If oil prices continue their relentless march upward, Lyle Sauget fears that "Yreka will eventually collapse. You can only pass so much on to people who are already overburdened."

With the decline of the local timber industry over the past decade or so, the age distribution of Siskiyou County's roughly 44,000 residents has dramatically shifted. Young adults of child-rearing age, along with children, have been replaced by retirees, many of them coming in for the landscape from urban sprawls to the south. Fifteen years ago the county had close to 7,000 residents in the 30-39 age bracket. Today, it has only 3,500. Conversely, the number of residents in the 50-59 age bracket has risen from about 4,300 to almost 7,500. Add unaffordable gasoline, and Siskiyou County might one day find itself bereft of most of its working-age population, its demographics increasingly defined by the process of geriatric gentrification.

It is a preventable scenario. But prevention involves the sort of innovation the Bush Administration, besotted as it is with laissez-faire triumphalism (not to mention oil-industry campaign cash), has been reluctant to embrace. "You could," says Judi Greenwald, director of innovative solutions at the Pew Center on Global Climate Change, "draw an analogy with the Low Income Heating and Energy Assistance Program [LIHEAP], a federal program where grants are given out through the Department of Health and Human Services to the states. They use the money for helping poor people pay their heating or energy bills, and to do upgrades--you can get assistance for insulating your house, filling in cracks.

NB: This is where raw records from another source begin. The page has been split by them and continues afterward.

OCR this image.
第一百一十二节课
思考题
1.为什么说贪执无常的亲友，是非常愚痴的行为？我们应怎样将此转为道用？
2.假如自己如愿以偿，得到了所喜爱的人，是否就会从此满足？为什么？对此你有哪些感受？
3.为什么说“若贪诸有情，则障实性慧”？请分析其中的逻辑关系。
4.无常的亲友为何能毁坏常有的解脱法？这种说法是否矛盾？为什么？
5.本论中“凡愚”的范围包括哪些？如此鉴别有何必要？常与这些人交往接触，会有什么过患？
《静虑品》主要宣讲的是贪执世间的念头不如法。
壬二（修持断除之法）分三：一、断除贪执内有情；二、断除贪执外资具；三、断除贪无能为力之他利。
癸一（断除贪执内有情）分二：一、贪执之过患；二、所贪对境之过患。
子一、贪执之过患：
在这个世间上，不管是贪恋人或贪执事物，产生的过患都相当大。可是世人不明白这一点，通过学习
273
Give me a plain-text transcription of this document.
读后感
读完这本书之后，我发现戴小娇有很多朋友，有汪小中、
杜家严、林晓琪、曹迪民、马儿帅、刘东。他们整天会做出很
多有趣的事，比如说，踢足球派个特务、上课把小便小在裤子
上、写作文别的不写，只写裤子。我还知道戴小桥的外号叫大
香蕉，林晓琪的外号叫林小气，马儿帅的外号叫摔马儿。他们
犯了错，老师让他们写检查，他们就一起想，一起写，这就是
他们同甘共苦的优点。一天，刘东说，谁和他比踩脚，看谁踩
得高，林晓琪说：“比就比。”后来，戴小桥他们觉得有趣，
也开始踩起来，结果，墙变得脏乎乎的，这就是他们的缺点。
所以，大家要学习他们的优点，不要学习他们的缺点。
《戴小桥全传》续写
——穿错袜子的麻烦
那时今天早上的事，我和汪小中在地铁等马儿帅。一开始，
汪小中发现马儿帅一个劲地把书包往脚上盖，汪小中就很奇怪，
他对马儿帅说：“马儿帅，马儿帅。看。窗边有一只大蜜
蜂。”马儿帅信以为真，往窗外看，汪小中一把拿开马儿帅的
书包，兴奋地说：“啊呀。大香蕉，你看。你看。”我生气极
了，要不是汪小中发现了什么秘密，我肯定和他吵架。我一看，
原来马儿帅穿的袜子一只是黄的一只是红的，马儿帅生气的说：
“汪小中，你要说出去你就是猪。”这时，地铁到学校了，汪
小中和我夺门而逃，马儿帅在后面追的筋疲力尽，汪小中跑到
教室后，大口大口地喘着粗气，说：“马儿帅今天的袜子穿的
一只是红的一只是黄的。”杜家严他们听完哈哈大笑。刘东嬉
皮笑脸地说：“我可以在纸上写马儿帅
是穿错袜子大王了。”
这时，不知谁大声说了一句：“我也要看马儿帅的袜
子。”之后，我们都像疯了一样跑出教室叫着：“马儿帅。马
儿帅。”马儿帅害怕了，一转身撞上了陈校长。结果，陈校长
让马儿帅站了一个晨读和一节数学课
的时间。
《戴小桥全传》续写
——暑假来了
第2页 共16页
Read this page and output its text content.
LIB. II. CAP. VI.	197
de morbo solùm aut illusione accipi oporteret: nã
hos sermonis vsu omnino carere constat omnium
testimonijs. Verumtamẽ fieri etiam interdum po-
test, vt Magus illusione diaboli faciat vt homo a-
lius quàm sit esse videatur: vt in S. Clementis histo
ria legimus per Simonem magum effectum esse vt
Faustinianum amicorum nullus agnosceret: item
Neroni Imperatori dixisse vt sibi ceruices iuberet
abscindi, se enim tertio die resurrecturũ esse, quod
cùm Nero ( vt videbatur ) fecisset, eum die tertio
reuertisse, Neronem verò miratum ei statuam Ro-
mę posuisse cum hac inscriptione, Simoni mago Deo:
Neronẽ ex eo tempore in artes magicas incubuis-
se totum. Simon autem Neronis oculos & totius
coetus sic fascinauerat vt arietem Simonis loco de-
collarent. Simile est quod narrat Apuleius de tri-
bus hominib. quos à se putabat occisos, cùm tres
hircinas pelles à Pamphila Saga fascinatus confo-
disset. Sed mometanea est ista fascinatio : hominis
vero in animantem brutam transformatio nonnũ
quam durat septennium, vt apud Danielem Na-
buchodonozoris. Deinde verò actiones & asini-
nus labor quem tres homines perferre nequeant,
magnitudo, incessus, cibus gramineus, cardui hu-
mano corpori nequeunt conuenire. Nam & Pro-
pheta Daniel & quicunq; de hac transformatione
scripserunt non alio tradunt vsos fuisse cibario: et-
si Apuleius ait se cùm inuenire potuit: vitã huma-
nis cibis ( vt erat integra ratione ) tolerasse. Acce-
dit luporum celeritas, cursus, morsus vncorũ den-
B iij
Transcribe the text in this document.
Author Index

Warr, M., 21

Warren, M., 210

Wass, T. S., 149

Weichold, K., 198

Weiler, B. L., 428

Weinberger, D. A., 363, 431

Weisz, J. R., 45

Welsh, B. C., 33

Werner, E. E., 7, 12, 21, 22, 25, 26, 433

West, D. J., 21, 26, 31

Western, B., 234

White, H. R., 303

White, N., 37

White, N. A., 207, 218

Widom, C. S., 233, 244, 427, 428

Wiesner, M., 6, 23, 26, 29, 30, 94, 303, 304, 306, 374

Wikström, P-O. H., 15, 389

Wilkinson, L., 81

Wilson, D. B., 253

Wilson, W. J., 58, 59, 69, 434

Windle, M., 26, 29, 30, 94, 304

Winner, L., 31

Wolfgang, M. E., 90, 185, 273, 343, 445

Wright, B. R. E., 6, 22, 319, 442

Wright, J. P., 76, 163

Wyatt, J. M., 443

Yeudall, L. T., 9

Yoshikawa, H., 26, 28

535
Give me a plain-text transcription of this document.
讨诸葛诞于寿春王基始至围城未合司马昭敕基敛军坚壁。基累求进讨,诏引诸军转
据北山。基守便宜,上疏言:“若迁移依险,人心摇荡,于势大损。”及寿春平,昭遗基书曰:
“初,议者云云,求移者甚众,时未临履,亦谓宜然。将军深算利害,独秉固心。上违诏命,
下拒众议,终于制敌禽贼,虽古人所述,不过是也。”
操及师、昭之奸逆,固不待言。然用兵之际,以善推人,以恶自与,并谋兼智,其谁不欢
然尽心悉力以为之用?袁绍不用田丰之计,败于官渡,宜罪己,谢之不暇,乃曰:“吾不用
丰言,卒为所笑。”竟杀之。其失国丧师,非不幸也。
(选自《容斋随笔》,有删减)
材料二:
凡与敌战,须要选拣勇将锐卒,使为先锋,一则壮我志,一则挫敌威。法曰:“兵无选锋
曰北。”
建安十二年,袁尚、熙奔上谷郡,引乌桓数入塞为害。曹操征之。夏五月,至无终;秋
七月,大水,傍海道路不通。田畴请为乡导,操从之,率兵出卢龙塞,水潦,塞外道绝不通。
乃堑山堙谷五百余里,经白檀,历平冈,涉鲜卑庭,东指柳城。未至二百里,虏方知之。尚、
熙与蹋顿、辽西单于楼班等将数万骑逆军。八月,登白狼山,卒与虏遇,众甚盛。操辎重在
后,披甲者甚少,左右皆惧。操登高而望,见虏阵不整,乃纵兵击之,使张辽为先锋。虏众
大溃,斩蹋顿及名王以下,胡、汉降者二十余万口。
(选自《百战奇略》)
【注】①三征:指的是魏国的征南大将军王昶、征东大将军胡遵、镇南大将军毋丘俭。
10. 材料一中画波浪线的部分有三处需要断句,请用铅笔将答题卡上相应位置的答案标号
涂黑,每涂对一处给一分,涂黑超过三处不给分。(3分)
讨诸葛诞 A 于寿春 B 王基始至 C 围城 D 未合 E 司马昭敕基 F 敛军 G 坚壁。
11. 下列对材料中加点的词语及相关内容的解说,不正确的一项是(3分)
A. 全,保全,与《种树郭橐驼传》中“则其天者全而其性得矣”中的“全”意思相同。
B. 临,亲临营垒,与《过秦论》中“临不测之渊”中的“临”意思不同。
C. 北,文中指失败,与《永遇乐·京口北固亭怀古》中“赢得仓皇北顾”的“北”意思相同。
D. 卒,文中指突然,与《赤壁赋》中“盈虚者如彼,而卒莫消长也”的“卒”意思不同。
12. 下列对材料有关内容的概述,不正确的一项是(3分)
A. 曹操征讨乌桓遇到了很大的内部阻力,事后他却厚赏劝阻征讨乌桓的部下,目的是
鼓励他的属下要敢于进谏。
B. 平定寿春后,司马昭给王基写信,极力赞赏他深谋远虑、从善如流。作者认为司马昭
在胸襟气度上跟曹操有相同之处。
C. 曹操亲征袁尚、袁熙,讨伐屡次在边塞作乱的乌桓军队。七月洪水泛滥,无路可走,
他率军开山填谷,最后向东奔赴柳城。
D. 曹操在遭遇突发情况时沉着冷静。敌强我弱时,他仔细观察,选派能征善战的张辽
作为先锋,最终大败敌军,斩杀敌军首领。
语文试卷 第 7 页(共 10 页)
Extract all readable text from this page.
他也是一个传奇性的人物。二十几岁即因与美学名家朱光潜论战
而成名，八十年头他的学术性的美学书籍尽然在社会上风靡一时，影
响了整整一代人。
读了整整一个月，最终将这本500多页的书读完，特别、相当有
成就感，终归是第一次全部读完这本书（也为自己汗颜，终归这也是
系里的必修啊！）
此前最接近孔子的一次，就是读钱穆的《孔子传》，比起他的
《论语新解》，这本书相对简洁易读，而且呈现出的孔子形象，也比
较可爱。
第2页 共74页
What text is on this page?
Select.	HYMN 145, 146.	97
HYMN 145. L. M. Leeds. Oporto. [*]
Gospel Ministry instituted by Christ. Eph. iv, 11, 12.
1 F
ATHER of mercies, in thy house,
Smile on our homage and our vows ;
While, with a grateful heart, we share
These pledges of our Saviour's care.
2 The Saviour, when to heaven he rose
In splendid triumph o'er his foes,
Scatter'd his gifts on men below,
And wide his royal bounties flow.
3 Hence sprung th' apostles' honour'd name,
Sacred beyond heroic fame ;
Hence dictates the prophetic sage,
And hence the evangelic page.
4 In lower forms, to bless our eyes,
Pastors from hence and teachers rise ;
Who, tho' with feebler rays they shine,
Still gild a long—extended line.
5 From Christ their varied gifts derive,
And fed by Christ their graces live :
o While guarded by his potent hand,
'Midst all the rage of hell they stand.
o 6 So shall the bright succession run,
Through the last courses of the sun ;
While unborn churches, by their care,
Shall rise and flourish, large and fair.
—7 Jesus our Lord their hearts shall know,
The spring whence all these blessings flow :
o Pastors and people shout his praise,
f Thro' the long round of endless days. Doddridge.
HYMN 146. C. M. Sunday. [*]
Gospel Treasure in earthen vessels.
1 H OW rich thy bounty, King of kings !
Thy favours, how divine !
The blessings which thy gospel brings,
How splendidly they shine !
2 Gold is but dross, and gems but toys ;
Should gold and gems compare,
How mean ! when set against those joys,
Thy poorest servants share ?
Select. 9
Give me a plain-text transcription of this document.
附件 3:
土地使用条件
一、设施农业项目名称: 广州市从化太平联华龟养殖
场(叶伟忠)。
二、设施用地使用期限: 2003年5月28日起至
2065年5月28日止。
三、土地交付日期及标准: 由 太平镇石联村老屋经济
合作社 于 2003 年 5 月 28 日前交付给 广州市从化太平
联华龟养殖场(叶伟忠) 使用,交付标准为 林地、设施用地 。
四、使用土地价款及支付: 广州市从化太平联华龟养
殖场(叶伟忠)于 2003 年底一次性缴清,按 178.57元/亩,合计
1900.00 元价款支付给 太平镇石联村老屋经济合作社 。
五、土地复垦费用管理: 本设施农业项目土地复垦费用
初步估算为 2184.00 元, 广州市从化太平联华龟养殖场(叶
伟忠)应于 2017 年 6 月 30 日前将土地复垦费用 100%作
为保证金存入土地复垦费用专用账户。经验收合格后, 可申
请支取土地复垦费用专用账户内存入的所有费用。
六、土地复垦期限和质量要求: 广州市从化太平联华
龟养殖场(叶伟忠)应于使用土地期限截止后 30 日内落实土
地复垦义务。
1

At least theoretically, one could have a federal program that gives out grants to states to help people pay gas bills and possibly buy more fuel-efficient vehicles."

Absent such practical interventions and broader changes in federal energy policy, Yreka--the Golden City--may one day be a new sort of ghost town, its homes housing affluent outsider-retirees, its hotels and bars catering to drive-through tourists and serving up kitschy reminders of the glory days when oil was cheap and blue-collar people could afford to live in Siskiyou County.